Anyone that’s been to Sodalicious knows they have the best soda names in the soda naming business. That’s half the reason you go. I would gladly pay $5 for the right to say “Your mom, extra dirty” in public. And I do. But I think it’s high time they expanded their menu to keep things fresh. So, without further ado, here are my 29 submissions for new menu entries (Sodalicious, if you’re reading this, I accept Venmo):

  1. The Mitt Romney: milk, cream, Flintstones vitamins
  2. Johnny Lingo: 8 orders of “Mitt Romney”
  3. My Stepdad’s Girlfriend Trish, Who I Hate: 7-Up, jar of maraschino cherries
  4. The Strictly Civil Wedding: Espresso. Sinner.

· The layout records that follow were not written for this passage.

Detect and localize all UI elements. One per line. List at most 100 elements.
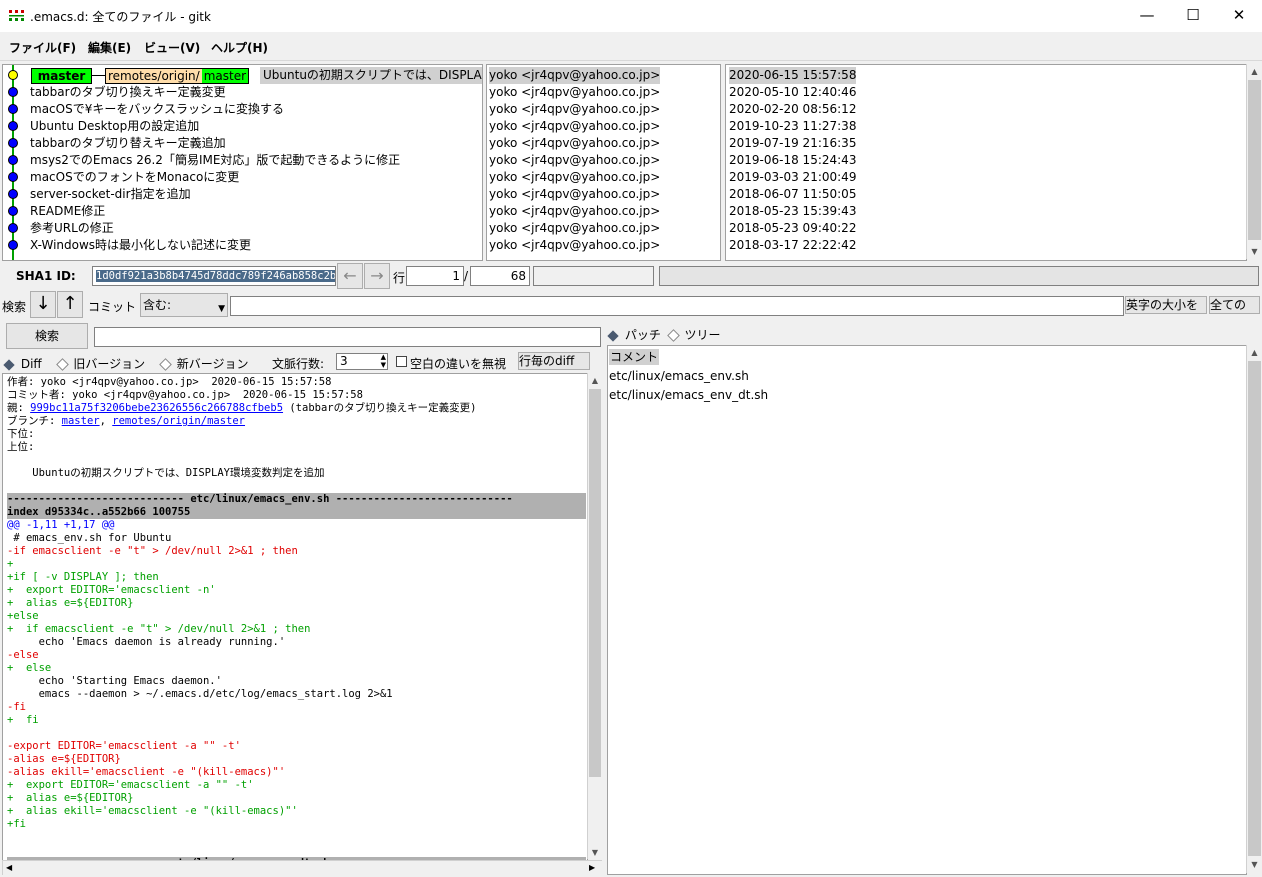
sha1-input[interactable]: 1d0df921a3b8b4745d78ddc789f246ab858c2b76 [92,266,336,286]
new-version-label[interactable]: 新バージョン [177,357,249,371]
diff-line: @@ -1,11 +1,17 @@ [7,519,115,531]
menu-help[interactable]: ヘルプ(H) [211,39,268,56]
diff-scrollbar[interactable]: ▲ ▼ [587,373,602,859]
patch-label[interactable]: パッチ [625,328,661,342]
ref-remote-prefix: remotes/origin/ [106,69,202,83]
scroll-left-icon[interactable]: ◀ [6,861,12,875]
commit-list-scrollbar[interactable]: ▲ ▼ [1246,64,1262,259]
scroll-up-icon[interactable]: ▲ [1247,345,1262,360]
menu-view[interactable]: ビュー(V) [144,39,200,56]
commit-date[interactable]: 2018-06-07 11:50:05 [729,186,856,203]
scroll-down-icon[interactable]: ▼ [588,845,602,860]
patch-radio-selected-icon[interactable] [607,329,619,342]
ref-master[interactable]: master [31,68,92,84]
commit-date[interactable]: 2019-03-03 21:00:49 [729,169,856,186]
commit-date[interactable]: 2020-06-15 15:57:58 [729,67,857,84]
old-version-label[interactable]: 旧バージョン [73,357,145,371]
commit-author[interactable]: yoko <jr4qpv@yahoo.co.jp> [489,152,660,169]
commit-subject[interactable]: tabbarのタブ切り替えキー定義追加 [30,135,226,152]
commit-author[interactable]: yoko <jr4qpv@yahoo.co.jp> [489,67,661,84]
commit-subject[interactable]: Ubuntuの初期スクリプトでは、DISPLA [260,67,482,84]
scroll-up-icon[interactable]: ▲ [588,373,602,388]
commit-subject[interactable]: macOSでのフォントをMonacoに変更 [30,169,239,186]
commit-author[interactable]: yoko <jr4qpv@yahoo.co.jp> [489,237,660,254]
ignore-whitespace-label[interactable]: 空白の違いを無視 [410,355,506,372]
menu-file[interactable]: ファイル(F) [9,39,76,56]
commit-author[interactable]: yoko <jr4qpv@yahoo.co.jp> [489,84,660,101]
branch-link-master[interactable]: master [62,415,100,427]
tree-label[interactable]: ツリー [685,328,721,342]
scroll-thumb[interactable] [1248,361,1261,856]
diff-line: + alias e=${EDITOR} [7,792,134,804]
old-version-radio-icon[interactable] [55,358,69,371]
new-version-radio-icon[interactable] [159,358,172,371]
diff-radio-label[interactable]: Diff [21,357,42,371]
forward-button[interactable]: → [364,263,390,289]
scroll-down-icon[interactable]: ▼ [1247,244,1262,259]
scroll-thumb[interactable] [1248,80,1261,240]
scroll-down-icon[interactable]: ▼ [1247,857,1262,872]
commit-date[interactable]: 2018-05-23 15:39:43 [729,203,856,220]
date-pane[interactable]: 2020-06-15 15:57:58 2020-05-10 12:40:46 20… [725,64,1247,261]
commit-graph-pane[interactable]: Ubuntuの初期スクリプトでは、DISPLA tabbarのタブ切り換えキー定義… [2,64,483,261]
file-list-scrollbar[interactable]: ▲ ▼ [1246,345,1262,873]
commit-author[interactable]: yoko <jr4qpv@yahoo.co.jp> [489,186,660,203]
commit-subject[interactable]: server-socket-dir指定を追加 [30,186,191,203]
diff-mode-select[interactable]: 行毎のdiff [518,352,590,370]
file-list-pane[interactable]: コメント etc/linux/emacs_env.sh etc/linux/em… [607,345,1247,875]
commit-author[interactable]: yoko <jr4qpv@yahoo.co.jp> [489,220,660,237]
ignore-whitespace-checkbox[interactable] [396,356,407,367]
parent-hash-link[interactable]: 999bc11a75f3206bebe23626556c266788cfbeb5 [30,402,283,414]
context-lines-spinbox[interactable]: 3 ▲ ▼ [336,353,388,370]
find-down-button[interactable]: ↓ [30,291,56,318]
find-mode-select[interactable]: 含む: ▼ [140,293,228,317]
menu-edit[interactable]: 編集(E) [88,39,131,56]
commit-author[interactable]: yoko <jr4qpv@yahoo.co.jp> [489,118,660,135]
commit-date[interactable]: 2019-07-19 21:16:35 [729,135,856,152]
arrow-up-icon: ↑ [62,293,78,314]
commit-date[interactable]: 2018-03-17 22:22:42 [729,237,856,254]
progress-field [533,266,654,286]
commit-date[interactable]: 2019-06-18 15:24:43 [729,152,856,169]
author-pane[interactable]: yoko <jr4qpv@yahoo.co.jp> yoko <jr4qpv@ya… [486,64,721,261]
diff-hscrollbar[interactable]: ◀ ▶ [2,860,602,875]
scope-select[interactable]: 全ての [1209,296,1260,314]
back-button[interactable]: ← [337,263,363,289]
case-select[interactable]: 英字の大小を [1125,296,1207,314]
search-button[interactable]: 検索 [6,323,88,349]
commit-author[interactable]: yoko <jr4qpv@yahoo.co.jp> [489,135,660,152]
spinner-icon[interactable]: ▲ ▼ [381,353,386,369]
commit-subject[interactable]: README修正 [30,203,105,220]
file-list-item[interactable]: etc/linux/emacs_env.sh [609,368,749,384]
commit-subject[interactable]: msys2でのEmacs 26.2「簡易IME対応」版で起動できるように修正 [30,152,400,169]
commit-subject[interactable]: Ubuntu Desktop用の設定追加 [30,118,199,135]
close-button[interactable]: ✕ [1216,0,1262,32]
find-up-button[interactable]: ↑ [57,291,83,318]
minimize-button[interactable]: — [1124,0,1170,32]
search-input[interactable] [94,327,601,347]
commit-author[interactable]: yoko <jr4qpv@yahoo.co.jp> [489,169,660,186]
tree-radio-icon[interactable] [666,329,680,342]
commit-date[interactable]: 2019-10-23 11:27:38 [729,118,856,135]
commit-date[interactable]: 2020-05-10 12:40:46 [729,84,856,101]
commit-subject[interactable]: macOSで¥キーをバックスラッシュに変換する [30,101,284,118]
find-input[interactable] [230,296,1124,316]
file-list-item[interactable]: etc/linux/emacs_env_dt.sh [609,387,768,403]
comment-header[interactable]: コメント [609,349,660,365]
commit-subject[interactable]: X-Windows時は最小化しない記述に変更 [30,237,251,254]
diff-pane[interactable]: 作者: yoko <jr4qpv@yahoo.co.jp> 2020-06-15… [2,373,588,861]
commit-author[interactable]: yoko <jr4qpv@yahoo.co.jp> [489,203,660,220]
commit-date[interactable]: 2018-05-23 09:40:22 [729,220,856,237]
commit-date[interactable]: 2020-02-20 08:56:12 [729,101,856,118]
commit-author[interactable]: yoko <jr4qpv@yahoo.co.jp> [489,101,660,118]
diff-radio-selected-icon[interactable] [3,358,15,371]
branch-link-remote[interactable]: remotes/origin/master [112,415,245,427]
ref-remote-origin-master[interactable]: remotes/origin/master [105,68,250,84]
commit-subject[interactable]: 参考URLの修正 [30,220,114,237]
scroll-thumb[interactable] [589,389,601,777]
patch-tree-toggle: パッチ ツリー [607,326,721,343]
scroll-up-icon[interactable]: ▲ [1247,64,1262,79]
maximize-button[interactable]: ☐ [1170,0,1216,32]
commit-subject[interactable]: tabbarのタブ切り換えキー定義変更 [30,84,226,101]
scroll-right-icon[interactable]: ▶ [589,861,595,875]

  5. The CMO after the NCMO: day-old Martinelli's, coconut
  6. Provo All-Star: Red Bull, Monster, Mountain Dew Code Red, served out of a trash can
  7. Sugar House: locally sourced Diet Coke, cruelty-free maraschino cherries
  8. Vivint Salesman: Mountain Dew, Ethereum (available only in the summer)
  9. Jojo’s Oh No Slo-mo Dojo: Coke from a can that’s been shaken a lot
  10. The Polygamist: 7 orders of “Eternal Companion”
  11. Hiking the Y: cookies and cream milk served in a camelback
  12. Extra EXTRA Dirty (drink option): the same creamer for extra dirty, but you whisper something naughty as you put it in the drink
  13. Your Grandma: cream of mushroom soup, maraschino cherries
  14. Mike Lee: Dr. Pepper, crude oil, tears
  15. A Peculiar People: Apple Beer, fry Sauce
  16. The Word of Extra Wisdom: water
  17. The “Cosmo is Porn” Billboard: just the extra dirty creamer
  18. Godly Sorrow: Pepto Bismol, an ice pack
  19. Squaw Peak: 24oz breath spray
  20. The Whale on 9th and 9th: your guess is as good as ours…sherbet?
  21. The Annoying RM: Yerba Mate, pure de fresa (whoops! How do you say that in English again? Oh right, strawberry puree)
  22. My Weird Roommate that Smells Like Beef Broth: beef broth
  23. Ghosted After the First Date: anything you want. It’s on us.
  24. Engaged Freshman: baby formula, 5 hour energy
  25. Baptism by Fire: Sprite, Tabasco, Miralax
  26. February in Logan: cup of ice
  27. Holy War (drink option):  flip a coin to decide if your drink will be caffeinated or not
  28. The Second Counselor in the Sunday School Presidency: root beer, chamomile tea
  29. The Larry H. Miller Megadrink: everything on the menu

My DMs are open, Sodalicious. Your move.